The economic incentives are so high that scalpers are willing to make major investments into bots. A $500 bot that snatches 1000 tickets can generate over $100,000 in profit if each ticket resells for $100 more. This is why the bot problem persists, as the profits remain incredibly high.
Are CAPTCHAs Effective for Stopping Bots?
CAPTCHAs (Completely Automated Public Turing test to tell Computers and Humans Apart) are visual challenges intended to be easy for humans but difficult for bots. Examples include:
– Identifying distorted text
– Selecting images that match a description
– Verifying street addresses from photos
In theory, CAPTCHAs can be highly effective at blocking automated bots that lack human reasoning abilities. However, in practice, modern scalper bots have found ways to defeat many CAPTCHA systems:
– **Machine learning algorithms** – Bots are trained on millions of sample CAPTCHAs to pattern match and solve new challenges algorithmically.
– **Outsourcing to cheap human labor** – CAPTCHAs get forwarded to low-wage workers who solve hundreds per hour for pennies. This hybrid human-bot approach renders CAPTCHAs pointless.
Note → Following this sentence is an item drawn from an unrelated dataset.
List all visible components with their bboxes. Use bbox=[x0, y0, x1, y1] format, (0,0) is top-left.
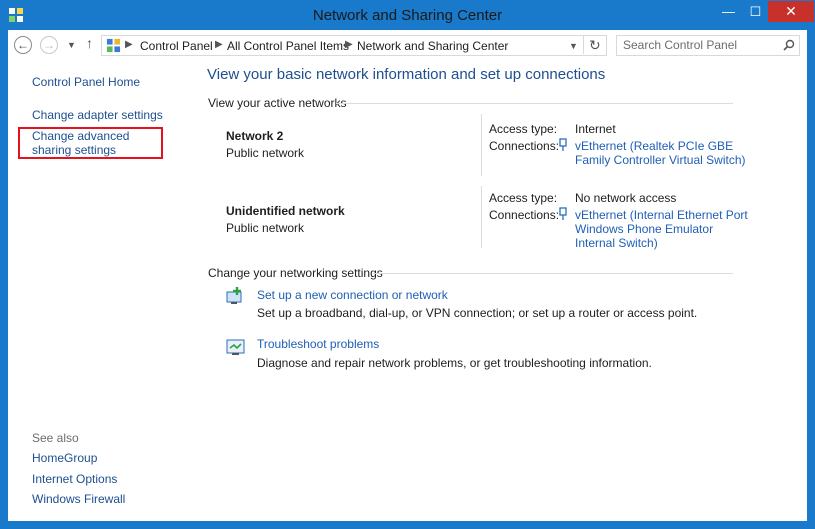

– **Targeting undiscovered flaws** – Like hackers, bots identify edge case flaws that haven’t been patched, like subtle pixel pattern differences.
– **Brute force attacks** – Some CAPTCHAs get cracked via massive brute force, such as submitting millions of responses to find statistically likely answers.
So while CAPTCHAs can be helpful, they don’t provide a silver bullet against advanced bots. CAPTCHAs must be strengthened by other bot detection signals to establish high confidence, rather than relying on them as a single protection mechanism.
How Facial Recognition Could Help Fight Scalping Bots
An emerging anti-bot technology is facial recognition, which could allow ticket sellers to verify the identity and humanity of ticket buyers. Here’s how facial recognition could combat bots:
– **Require identity selfie verification** – Buyers must upload a live selfie for 1:1 facial matching against ID photos to prove they are a real human.
– **Detect spoofed selfies** – Advanced facial recognition models can spot fake AI-generated or edited selfies, preventing bot workarounds.
– **Link humans to purchases** – Confirmed human identities become required credentials for ticket purchases, reducing bot anonymity.
– **Eliminate CAPTCHA outsourcing** – Tying facial identity to purchases prevents solving CAPTCHAs via outsourced cheap labor services.
– **Build reputation systems** – Good human buyers earn reputation scores allowing expedited future purchases, while bot identities get blacklisted.
– **Correlate suspicious patterns** – Linking purchases to unique identities allows detecting patterns like bulk buying from a single source.
Facial recognition does raise valid privacy concerns and should only be implemented responsibly following strict regulations. But this emerging technology illustrates the ongoing arms race of new bot detection tactics countering increasingly advanced ticket scalper bots over time. The battle against Ticketmaster bots and ticket scalping is sure to continue evolving in the coming years.
Getting blocked from buying tickets due to mistaken bot detection is understandably frustrating for customers. However, Ticketmaster finds itself in an extremely challenging position trying to sift through millions of ticket requests per minute to filter out bad bot actors.
No bot detection system will be 100% perfect. The company must balance aggressive anti-bot screening with trying to minimize false positives blocking legitimate human customers.
For regular users just trying to buy event tickets, following best practices like using private WiFi, limiting searches, turning off ad blockers, and completing CAPTCHAs carefully can help reduce the chances of being misidentified as a bot.
But the reality is that sophisticated scalping bots are deliberately designed to imitate human behavior patterns specifically to evade Ticketmaster’s defenses. As bot technology evolves, honest fans will likely continue to endure bot-related headaches for the foreseeable future.